An advocate for the music of our time, Clark has commissioned numerous composers, conducting important contemporary and rarely heard pieces as well as regular performances of choral-orchestral masterworks. His choirs have been hailed as “first rate” (Boston Globe) “cohesive and exciting,” (Opera News) and “beautifully blended,” (Providence Journal) achieving performances of “passion, conviction, adrenalin, [and] coherence.” (Worcester Telegram)
Clark conducted the Providence Singers and the Boston Modern Orchestra Project in two critically acclaimed commercial recordings of seminal and neglected American works: Lukas Foss’s cantata, The Prairie, and Dominick Argento’s oratorio, Jonah and the Whale. In 2007, the Providence Singers was selected from a national pool to produce one of seven National Endowment for the Arts “American Masterpieces: Choral Music” festivals.
Prior to his appointment at Harvard, Clark was Director of Choral Activities at Tufts University, and previously served as Music Director of the Worcester Chorus, Chorus Master and Assistant Conductor of Opera Boston, Associate Conductor of the Boston Pops Esplanade Chorus, and Assistant Conductor of the Mendelssohn Choir of Pittsburgh, the chorus of the Pittsburgh Symphony.
Clark has led ensembles in prominent venues including Carnegie Hall, Lincoln Center, Cathédrale Notre Dame de Paris, Stephansdom in Vienna, Boston’s Symphony Hall, Mechanics Hall, and throughout Europe and North America. He has collaborated with the Pittsburgh and New Haven Symphonies, the Rhode Island Philharmonic, the Kronos Quartet, and the Dave Brubeck Quartet, among others, and has performed on NBC’s “Today” show.
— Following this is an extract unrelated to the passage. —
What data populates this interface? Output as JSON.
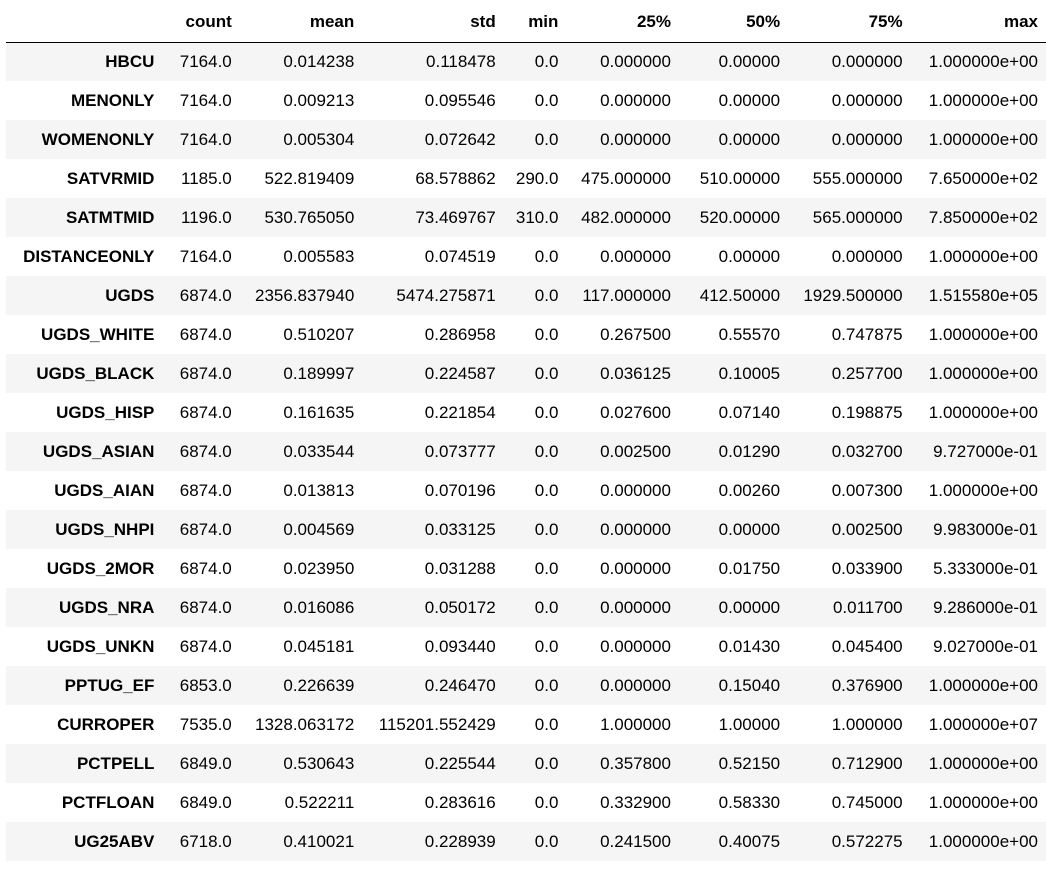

Clark holds degrees from Wake Forest and Carnegie Mellon Universities, having studied with Grammy-award winning conductor Robert Page, and is completing doctoral coursework at Boston University with Professor Ann Howard Jones. He has been recognized by Chorus America as one of our country’s most promising conductors and is a member of the national music honor society Pi Kappa Lambda.
Harris Ipock
Resident Conductor
Resident Conductor of the Harvard Glee Club Harris Ipock comes to Harvard from the Eastman School of Music, where he is currently completing a doctoral degree in a program that typically selects one applicant each year. Recently, he has served on the faculty of Hobart and William Smith Colleges and has guest-conducted performances with the Virginia Chorale and Voices. An active baritone soloist and chorister, Ipock appears regularly with ensembles throughout North America and performed numerous professional operatic roles. He holds degrees in vocal performance from the University of North Carolina at Chapel Hill and in choral conducting from East Carolina University, where he studied with Daniel Bara. Ipock has worked for over ten years in church music and has participated in conducting workshops with Anton Armstrong, Joseph Flummerfelt, Simon Carrington, and Dale Warland. In addition to his responsibilities with the Glee Club, Ipock will join the faculty of the Holden Voice Program this fall.